Hence, I find myself with a slim 10% chance of avoiding any type of relapse. To me, I define my relapses as experiencing one of my sad days for three or more concurrent days. In the clinical setting, this would be defined as experiencing a major depressive episode (excluding their time-frame of 2 weeks or more).
It’s hard not to take one’s relapses personally because they have this ability to make us feel as though all our progress is for nothing. When I think of the word relapse, it brings about a lot of pain. Maybe it’s because I will always hold onto the memories of my first major depressive episode. And so, relapsing holds the potential of those memories coming to life once again.

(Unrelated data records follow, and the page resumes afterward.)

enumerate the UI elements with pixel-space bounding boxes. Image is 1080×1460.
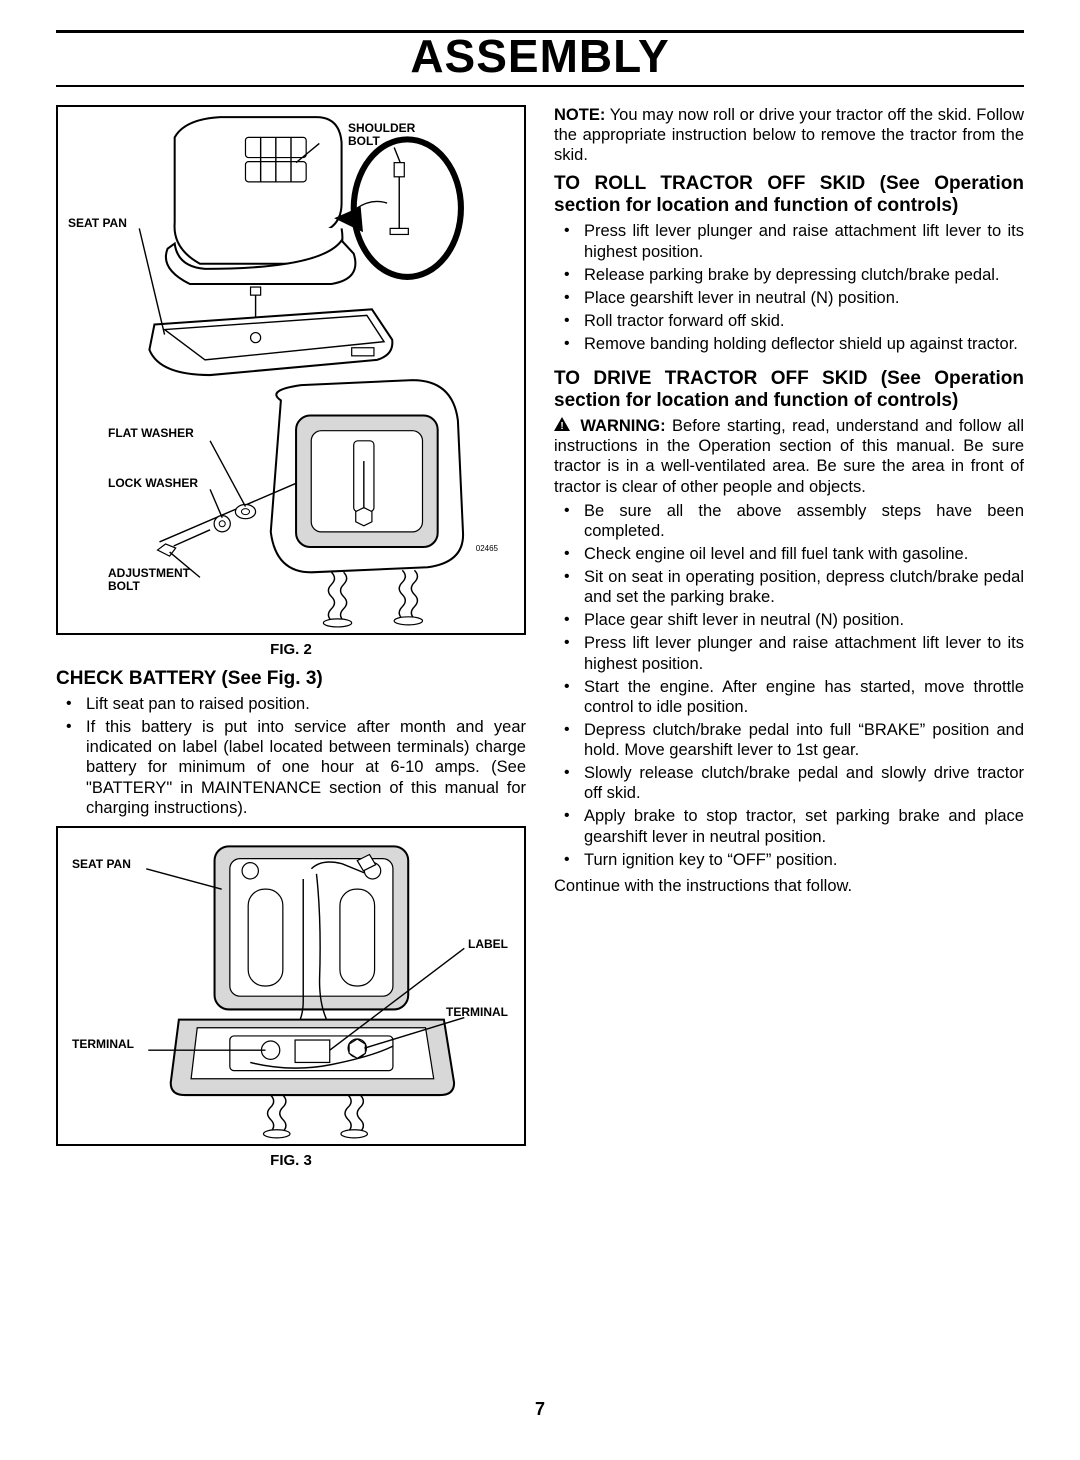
svg-text:!: !: [560, 421, 563, 431]
list-item: Press lift lever plunger and raise attac…: [554, 221, 1024, 261]
list-item: Release parking brake by depressing clut…: [554, 265, 1024, 285]
list-item: Place gearshift lever in neutral (N) pos…: [554, 288, 1024, 308]
warning-paragraph: ! WARNING: Before starting, read, unders…: [554, 416, 1024, 497]
list-item: Remove banding holding deflector shield …: [554, 334, 1024, 354]
list-item: Press lift lever plunger and raise attac…: [554, 633, 1024, 673]
fig2-caption: FIG. 2: [56, 641, 526, 658]
list-item: Slowly release clutch/brake pedal and sl…: [554, 763, 1024, 803]
left-column: SEAT SHOULDER BOLT SEAT PAN FLAT WASHER …: [56, 105, 526, 1179]
list-item: Turn ignition key to “OFF” position.: [554, 850, 1024, 870]
page-title: ASSEMBLY: [56, 29, 1024, 83]
list-item: Start the engine. After engine has start…: [554, 677, 1024, 717]
page: ASSEMBLY SEAT SHOULDER BOLT SEAT PAN FLA…: [0, 0, 1080, 1460]
list-item: Apply brake to stop tractor, set parking…: [554, 806, 1024, 846]
note-text: You may now roll or drive your tractor o…: [554, 106, 1024, 164]
note-paragraph: NOTE: You may now roll or drive your tra…: [554, 105, 1024, 165]
list-item: Place gear shift lever in neutral (N) po…: [554, 610, 1024, 630]
drive-list: Be sure all the above assembly steps hav…: [554, 501, 1024, 870]
fig3-diagram: [58, 828, 524, 1144]
figure-3-box: SEAT PAN LABEL TERMINAL TERMINAL: [56, 826, 526, 1146]
warning-icon: !: [554, 417, 576, 435]
list-item: Sit on seat in operating position, depre…: [554, 567, 1024, 607]
columns: SEAT SHOULDER BOLT SEAT PAN FLAT WASHER …: [56, 105, 1024, 1179]
warning-label: WARNING:: [580, 417, 665, 435]
list-item: Depress clutch/brake pedal into full “BR…: [554, 720, 1024, 760]
check-battery-head: CHECK BATTERY (See Fig. 3): [56, 668, 526, 690]
fig3-caption: FIG. 3: [56, 1152, 526, 1169]
roll-list: Press lift lever plunger and raise attac…: [554, 221, 1024, 354]
check-battery-list: Lift seat pan to raised position. If thi…: [56, 694, 526, 818]
list-item: If this battery is put into service afte…: [56, 717, 526, 818]
right-column: NOTE: You may now roll or drive your tra…: [554, 105, 1024, 1179]
list-item: Roll tractor forward off skid.: [554, 311, 1024, 331]
fig2-diagram: [58, 107, 524, 633]
page-number: 7: [56, 1399, 1024, 1420]
list-item: Lift seat pan to raised position.: [56, 694, 526, 714]
drive-head: TO DRIVE TRACTOR OFF SKID (See Operation…: [554, 368, 1024, 412]
continue-text: Continue with the instructions that foll…: [554, 876, 1024, 896]
title-underline: [56, 85, 1024, 87]
note-label: NOTE:: [554, 106, 605, 124]
figure-2-box: SEAT SHOULDER BOLT SEAT PAN FLAT WASHER …: [56, 105, 526, 635]
roll-head: TO ROLL TRACTOR OFF SKID (See Operation …: [554, 173, 1024, 217]
list-item: Be sure all the above assembly steps hav…: [554, 501, 1024, 541]
list-item: Check engine oil level and fill fuel tan…: [554, 544, 1024, 564]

A major component of treatment is recognizing one’s triggers - what could trigger a major depressive episode. In a sense, what makes you crack? For some, their triggers are tangible such as academic or work-related stress, losing a job or ending a relationship. While others can be more difficult to grasp, such as changes in one’s environment or routine. This is why recognizing and understanding why we may have relapsed, in the first place, can be very difficult.
Sometimes relapses last a few weeks, or a few months - there’s no way of telling how long the symptoms will stay. Symptoms of sadness and feeling completely empty as though you are spending hours just watching the time pass by.
Depression is a form of biological survival, meaning all our energy goes into staying alive and there is not much left for anything else.
Thus, one’s habits change.
We sleep more or less than usual.
We eat more or less than usual.
We withdrawal or avoid social situations.
All because we simply don’t have enough energy to go about day-to-day living.
We lose interest in hobbies that were once pleasurable.
We feel both hopeless and helpless.
All our energy goes into fighting the battle within our own mind, leaving us with very little to simply live.